Selasa, 19 Maret 2024
Ngobrol Bareng

Cakep, Muda, dan Cerdas. Empat Mahasiswa Kedokteran UI Ini Ketagihan Sabet Juara di Perlombaan Riset Internasional

dok. KristianKi-ka: Kristian, Febi, Christine, dan Adriana, empat anak Kedokteran UI yang ketagihan juara. (Sumber: Istimewa)

Genmuda – Kebanyakan mahasiswa melalui tiap hari, tiap semester hingga skripsi dekat sama buku, pesta, dan cinta. Tapi, lain dengan Kristian Kurniawan, Christine Lieana, Adriana V Miranda, dan Fabiola Cathleen yang hidupnya buku, “pesta,” dan lomba.

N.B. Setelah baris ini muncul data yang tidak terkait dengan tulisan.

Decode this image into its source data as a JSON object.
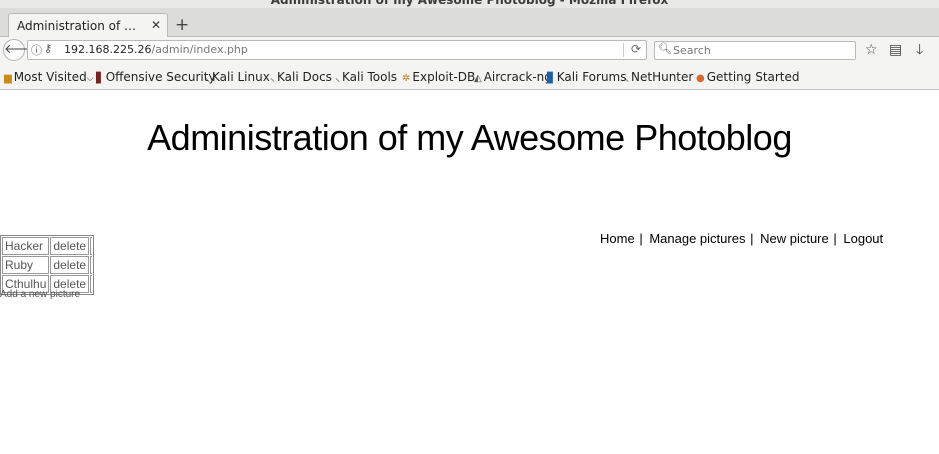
{
  "window": {
    "title": "Administration of my Awesome Photoblog - Mozilla Firefox"
  },
  "tabs": [
    {
      "label": "Administration of my Awe..."
    }
  ],
  "navbar": {
    "url_host": "192.168.225.26",
    "url_path": "/admin/index.php",
    "search_placeholder": "Search"
  },
  "bookmarks": [
    {
      "label": "Most Visited",
      "icon": "folder-icon"
    },
    {
      "label": "Offensive Security",
      "icon": "offsec-icon"
    },
    {
      "label": "Kali Linux",
      "icon": "kali-icon"
    },
    {
      "label": "Kali Docs",
      "icon": "kali-icon"
    },
    {
      "label": "Kali Tools",
      "icon": "kali-icon"
    },
    {
      "label": "Exploit-DB",
      "icon": "exploitdb-icon"
    },
    {
      "label": "Aircrack-ng",
      "icon": "aircrack-icon"
    },
    {
      "label": "Kali Forums",
      "icon": "forums-icon"
    },
    {
      "label": "NetHunter",
      "icon": "kali-icon"
    },
    {
      "label": "Getting Started",
      "icon": "firefox-icon"
    }
  ],
  "page": {
    "title": "Administration of my Awesome Photoblog",
    "nav": {
      "home": "Home",
      "manage": "Manage pictures",
      "new": "New picture",
      "logout": "Logout",
      "sep": "|"
    },
    "pictures": [
      {
        "name": "Hacker",
        "action": "delete"
      },
      {
        "name": "Ruby",
        "action": "delete"
      },
      {
        "name": "Cthulhu",
        "action": "delete"
      }
    ],
    "add_link": "Add a new picture"
  }
}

Empat mahasiswa Kedokteran UI itu toreh prestasi dengan menyabet juara 3 scientific poster ilmiah berisi hasil systematic review tentang “preeklampsia” pada ibu hamil. Kompetisinya diselenggarakan di Nepal, sekitar 21-26 Januari 2018 sebagai rangkaian acara East Asian Medical Students’ Conference (EAMSC).

Di sela kesibukan ngerjain tugas, ujian, tugas, dan ujian lagi, mereka bersedia luangin waktu buat Genmuda.com di pelataran kantin Gedung Rumpun Ilmu Kesehatan UI Depok, Rabu (11/4). Sekalian ngobrol (dan modusin salah satunya), Genmuda.com menggali tentang prestasi internasional mereka.

Genmuda: Halo-halo, Kristian, Christine, Adriana, dan Febi. Selamat, ya dapat juara 3 di Nepal.

Kristian: Sama-sama.

 

Genmuda: Kalian anak kedokteran UI, kok kuliah di kampus Depok bukan di kampus Salemba?

Kristian: Memang. Sekarang, anak-anak kedokteran belajar teori selama sekitar 3-4 tahun di Depok dengan matakuliah yang sudah ditentukan kampus tiap semester. Setelah lulus bagian teori, kami dapat gelar sarjana kedokteran (S. Ked.). Tapi, belum bisa praktik sebagai dokter.

Harus melakukan ko-asistensi terlebih dahulu selama beberapa tahun untuk mendapatkan gelar dokter di depan nama kami. Kegiatan ko-asistensi, atau bisa dibilang magang dilakukan di Salemba.

Febi: Kalau belum ko-asistensi, kami engga bisa jadi dokter beneran.

 

Genmuda: Kalo gitu, apa alasan kalian ikut lomba penelitian di Nepal?

Febi & Adriana: Alasannya, supaya menambah pengalaman kami dan memperbagus curriculum vitae (lembar identitas dan pengalaman yang biasanya dibuat untuk mendaftar pekerjaan, red.).

 

Genmuda: Alasannya realistis banget. Lomba yang diikuti itu lomba apa, sih?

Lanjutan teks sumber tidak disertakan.